The four socket one was bought specifically for my tank and this has never been connected to the assistant (who I get annoyed with sometimes') it is however connected to my smart phone so that I can control the pump and co2 by remote , again the socket is partially inaccessible but it does provide the ability to put a timer on the co2 

I am not sure how these devices will fair in the future but at the moment the 'smart' plugs seem to be a useful addition to the functionality of my home especially in less accessible places. As I have some responsibility for elderly and disabled people in my working life I can also see how properly setup devices like these can be a boon to their enjoyment of life , an example being if my elderly parents having to reach down to turn lights on and off when all they need to do is select the correct app on moms phone and press a button.
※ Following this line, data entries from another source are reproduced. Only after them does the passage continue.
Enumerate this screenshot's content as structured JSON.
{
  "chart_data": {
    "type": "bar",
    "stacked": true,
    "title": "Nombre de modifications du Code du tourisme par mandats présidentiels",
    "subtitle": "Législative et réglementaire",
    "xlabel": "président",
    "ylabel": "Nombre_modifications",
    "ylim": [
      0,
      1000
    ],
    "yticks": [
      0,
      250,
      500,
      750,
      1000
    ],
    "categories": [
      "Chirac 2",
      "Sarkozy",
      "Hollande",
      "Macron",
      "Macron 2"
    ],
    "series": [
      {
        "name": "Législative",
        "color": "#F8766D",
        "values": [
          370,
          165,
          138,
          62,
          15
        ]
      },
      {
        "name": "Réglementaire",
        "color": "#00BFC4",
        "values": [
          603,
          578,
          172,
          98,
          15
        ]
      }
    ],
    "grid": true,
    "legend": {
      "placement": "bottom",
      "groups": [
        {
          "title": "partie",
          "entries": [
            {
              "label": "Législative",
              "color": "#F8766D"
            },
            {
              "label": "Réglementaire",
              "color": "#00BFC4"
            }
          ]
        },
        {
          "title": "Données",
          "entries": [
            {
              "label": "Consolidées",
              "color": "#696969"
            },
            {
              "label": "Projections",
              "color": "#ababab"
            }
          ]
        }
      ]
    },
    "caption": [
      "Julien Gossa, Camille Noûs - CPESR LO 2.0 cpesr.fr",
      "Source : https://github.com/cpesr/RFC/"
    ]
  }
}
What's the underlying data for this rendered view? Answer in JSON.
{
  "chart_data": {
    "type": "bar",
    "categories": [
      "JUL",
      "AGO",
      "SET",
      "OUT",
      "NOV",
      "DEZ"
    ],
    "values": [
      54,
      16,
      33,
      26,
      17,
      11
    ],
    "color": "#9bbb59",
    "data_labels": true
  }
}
sorry if this seems like a ramble


----------



## jaypeecee (23 May 2020)

zozo said:


> But for home use, you must be extremely unlucky to have a naughty script kiddy living next door fooling around with your network for fun. It's quite a hassle to get in and fiddle around with someone's equipment.



Hi @zozo

That's fair enough but voice assistants are a different kettle of fish (pun intended). We're not talking about eavesdropping via WiFi and packet sniffing. No, this is audio via a microphone. And, if a voice assistant is connected to the internet, this provides two-way traffic, i.e. upload and download. So, data (digitized voice) can be sent over the internet to some remote location.

Anyway, enough said.

JPC


----------



## zozo (23 May 2020)

jaypeecee said:


> Hi @zozo
> 
> That's fair enough but voice assistants are a different kettle of fish (pun intended). We're not talking about eavesdropping via WiFi and packet sniffing. No, this is audio via a microphone. And, if a voice assistant is connected to the internet, this provides two-way traffic, i.e. upload and download. So, data (digitized voice) can be sent over the internet to some remote location.
> 
> ...



Don't forget your build in webcam...  Makes it even more digitally interesting... 



Just kidding, but the microphone is there in your PC or Phone wether you use it or not..


----------